Nel caso in cui le acque di vegetazione non vengano utilizzate in agricoltura o scaricate come acque reflue industriali, le stesse sono assoggettate al regime generale dei rifiuti e, come tali, dovranno essere gestite con tutti gli obblighi previsti dalla Parte IV del D. Lgs. n. 152/2006.

Il produttore, quindi, dovrà assegnare loro l’idoneo Codice Elenco Europeo Rifiuti; sulla base delle disposizioni sull’attribuzione del predetto codice, per il caso di specie, si ritiene debba essere 020304 (o in alternativa 020399), in quanto:

  • 02 – rifiuti prodotti da agricoltura, orticoltura, acquacoltura, selvicoltura, caccia e pesca, trattamento e preparazione di alimenti
  • 02 03 – rifiuti della preparazione e del trattamento di frutta, verdura, cereali, oli alimentari, cacao, caffè, tè e tabacco; della produzione di conserve alimentari; della produzione di lievito ed estratto di lievito; della preparazione e fermentazione di melassa
  • 02 03 04 – scarti inutilizzabili per il consumo o la trasformazione.

 

 

In conclusione, in merito alle acque di vegetazione, per districarsi tra procedimenti autorizzatori e sanzionatori, al fine di inquadrare il reale destino finale della citata tipologia di liquami, il ricorso alle pronunce della Suprema Corte assume un notevole rilievo e può chiarire i non pochi dubbi sull’argomento trattato nel presente contributo.

 

                                                                                                             



[1] Funzionario Provincia Campobasso- Tutela delle acque e dell’aria- Bonifiche siti inquinati

[2] D.Lgs. n. 152/2006, art. 74, comma 1, let. ff): “scarico: qualsiasi immissione effettuata esclusivamente tramite un sistema stabile di collettamento che collega senza soluzione di continuità il ciclo di produzione del refluo con il corpo ricettore in acque superficiali, sul suolo, nel sottosuolo e in rete fognaria, indipendentemente dalla loro natura inquinante, anche sottoposte a preventivo trattamento di depurazione …”
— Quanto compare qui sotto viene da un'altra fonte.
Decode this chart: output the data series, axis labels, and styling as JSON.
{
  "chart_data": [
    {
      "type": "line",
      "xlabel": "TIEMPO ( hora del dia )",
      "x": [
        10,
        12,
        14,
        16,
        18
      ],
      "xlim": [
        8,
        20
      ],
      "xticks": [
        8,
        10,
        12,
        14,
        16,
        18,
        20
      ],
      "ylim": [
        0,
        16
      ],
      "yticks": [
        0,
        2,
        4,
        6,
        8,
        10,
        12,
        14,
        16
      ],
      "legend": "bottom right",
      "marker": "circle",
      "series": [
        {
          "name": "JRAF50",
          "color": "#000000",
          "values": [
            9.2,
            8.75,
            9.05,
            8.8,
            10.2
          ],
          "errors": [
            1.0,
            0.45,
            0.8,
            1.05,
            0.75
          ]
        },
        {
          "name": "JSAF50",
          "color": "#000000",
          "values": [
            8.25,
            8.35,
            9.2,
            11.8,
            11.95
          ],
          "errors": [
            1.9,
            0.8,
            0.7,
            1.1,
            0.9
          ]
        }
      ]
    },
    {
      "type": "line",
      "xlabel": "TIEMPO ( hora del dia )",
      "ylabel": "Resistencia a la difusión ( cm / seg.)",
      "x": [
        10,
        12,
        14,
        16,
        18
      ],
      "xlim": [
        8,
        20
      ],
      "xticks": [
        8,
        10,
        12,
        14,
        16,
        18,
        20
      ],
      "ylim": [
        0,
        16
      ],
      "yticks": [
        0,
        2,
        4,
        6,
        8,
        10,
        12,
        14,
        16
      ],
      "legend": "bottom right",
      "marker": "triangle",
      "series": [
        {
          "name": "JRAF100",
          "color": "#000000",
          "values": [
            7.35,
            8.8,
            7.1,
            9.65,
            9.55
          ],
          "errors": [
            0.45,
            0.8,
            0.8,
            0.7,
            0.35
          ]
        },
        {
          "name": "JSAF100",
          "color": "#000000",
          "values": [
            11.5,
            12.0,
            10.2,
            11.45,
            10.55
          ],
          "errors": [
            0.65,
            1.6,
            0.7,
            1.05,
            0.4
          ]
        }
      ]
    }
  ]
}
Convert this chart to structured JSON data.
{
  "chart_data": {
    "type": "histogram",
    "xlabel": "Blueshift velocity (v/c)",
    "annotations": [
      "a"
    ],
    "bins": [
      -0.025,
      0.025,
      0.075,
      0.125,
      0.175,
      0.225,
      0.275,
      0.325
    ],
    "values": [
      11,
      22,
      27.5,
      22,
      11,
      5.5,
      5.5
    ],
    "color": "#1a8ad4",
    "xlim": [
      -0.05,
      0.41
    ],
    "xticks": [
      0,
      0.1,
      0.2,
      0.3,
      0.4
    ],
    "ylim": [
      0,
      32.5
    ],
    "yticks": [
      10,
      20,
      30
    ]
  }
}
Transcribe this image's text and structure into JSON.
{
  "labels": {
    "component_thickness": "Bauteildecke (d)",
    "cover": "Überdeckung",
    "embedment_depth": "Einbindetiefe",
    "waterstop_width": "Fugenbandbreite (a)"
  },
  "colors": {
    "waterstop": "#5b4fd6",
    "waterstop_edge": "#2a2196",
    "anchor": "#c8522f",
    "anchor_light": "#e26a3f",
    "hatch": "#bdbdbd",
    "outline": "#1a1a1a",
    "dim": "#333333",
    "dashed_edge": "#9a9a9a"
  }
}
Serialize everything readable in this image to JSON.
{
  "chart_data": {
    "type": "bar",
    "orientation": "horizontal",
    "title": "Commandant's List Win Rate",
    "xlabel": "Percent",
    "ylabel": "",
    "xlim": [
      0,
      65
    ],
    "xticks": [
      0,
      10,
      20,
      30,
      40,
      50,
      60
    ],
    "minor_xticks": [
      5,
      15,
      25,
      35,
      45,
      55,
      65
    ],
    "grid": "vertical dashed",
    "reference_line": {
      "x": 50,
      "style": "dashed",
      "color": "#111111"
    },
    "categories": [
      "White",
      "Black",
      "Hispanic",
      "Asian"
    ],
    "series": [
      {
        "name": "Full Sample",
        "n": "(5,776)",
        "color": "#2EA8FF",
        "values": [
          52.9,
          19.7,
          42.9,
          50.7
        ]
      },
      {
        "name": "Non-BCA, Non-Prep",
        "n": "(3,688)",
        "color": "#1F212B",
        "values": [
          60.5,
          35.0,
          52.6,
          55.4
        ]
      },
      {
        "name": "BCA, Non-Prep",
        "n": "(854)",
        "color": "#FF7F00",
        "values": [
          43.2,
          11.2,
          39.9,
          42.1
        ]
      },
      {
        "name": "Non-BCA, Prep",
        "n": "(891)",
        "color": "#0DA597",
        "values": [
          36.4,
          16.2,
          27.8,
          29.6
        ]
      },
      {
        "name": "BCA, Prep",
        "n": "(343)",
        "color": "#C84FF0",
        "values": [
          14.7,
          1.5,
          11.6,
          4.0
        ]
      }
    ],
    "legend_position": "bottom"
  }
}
[3] Si richiama quanto disposto dall’art. 5, comma 1 del D.P.R. n. 227/2011: “Le imprese presentano le istanze di autorizzazione, la documentazione, le dichiarazioni e le altre attestazioni richieste in materia ambientale esclusivamente per via telematica allo Sportello unico per le attività produttive competente per territorio, ai sensi del d.P.R. 7 settembre 2010, n. 160."